Bold fonts refer to R s of Bacoside and Bacopaside.

It is a well-known fact that secondary metabolites are formed under various stresses as a defense mechanism [46]. In the present study it is interesting to note that the aforesaid compounds were gradually increased by the Cd treatment up to 10 μM and then decreased at higher concentrations, that is, 50 μM and 100 μM (Figure 2). This indicates that the synthesis of secondary metabolites enhances initially up to a certain limit due to abiotic stress and then decreases due to Cd toxicity in higher concentrations.
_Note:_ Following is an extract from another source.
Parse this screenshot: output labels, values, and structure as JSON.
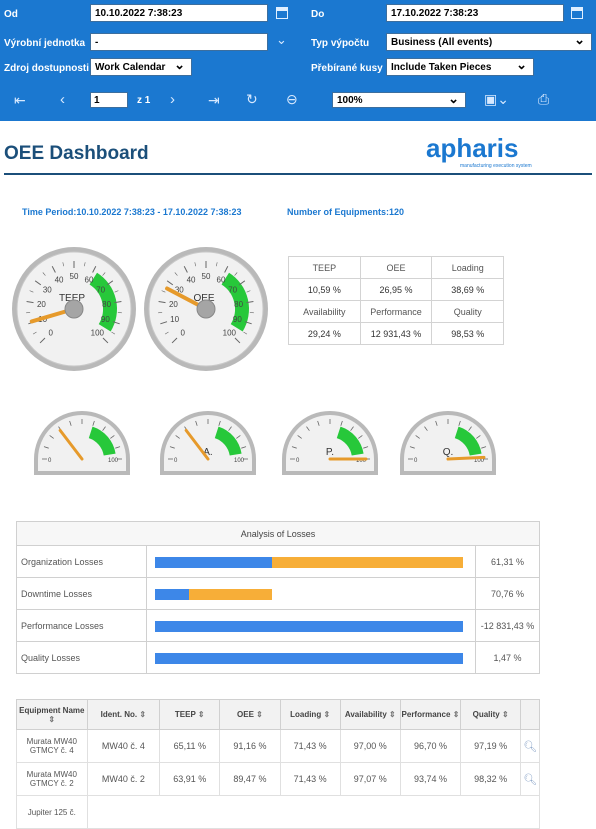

There are several examples available where plants synthesize and accumulate secondary metabolites upon treatment with heavy metals [47-50].

Figure 2

Effect of cadmium on the bacoside A and bacopaside I content in B. monnieri.

Thus, it is clear from this study that B. monnieri may become a very important plant for phytoremediation and remove Cd from the polluted site, and it is a good indication that its active constituents increase in this condition. Pharmaceutical companies may use these plants for extracting its active compounds, even if grown on polluted sites.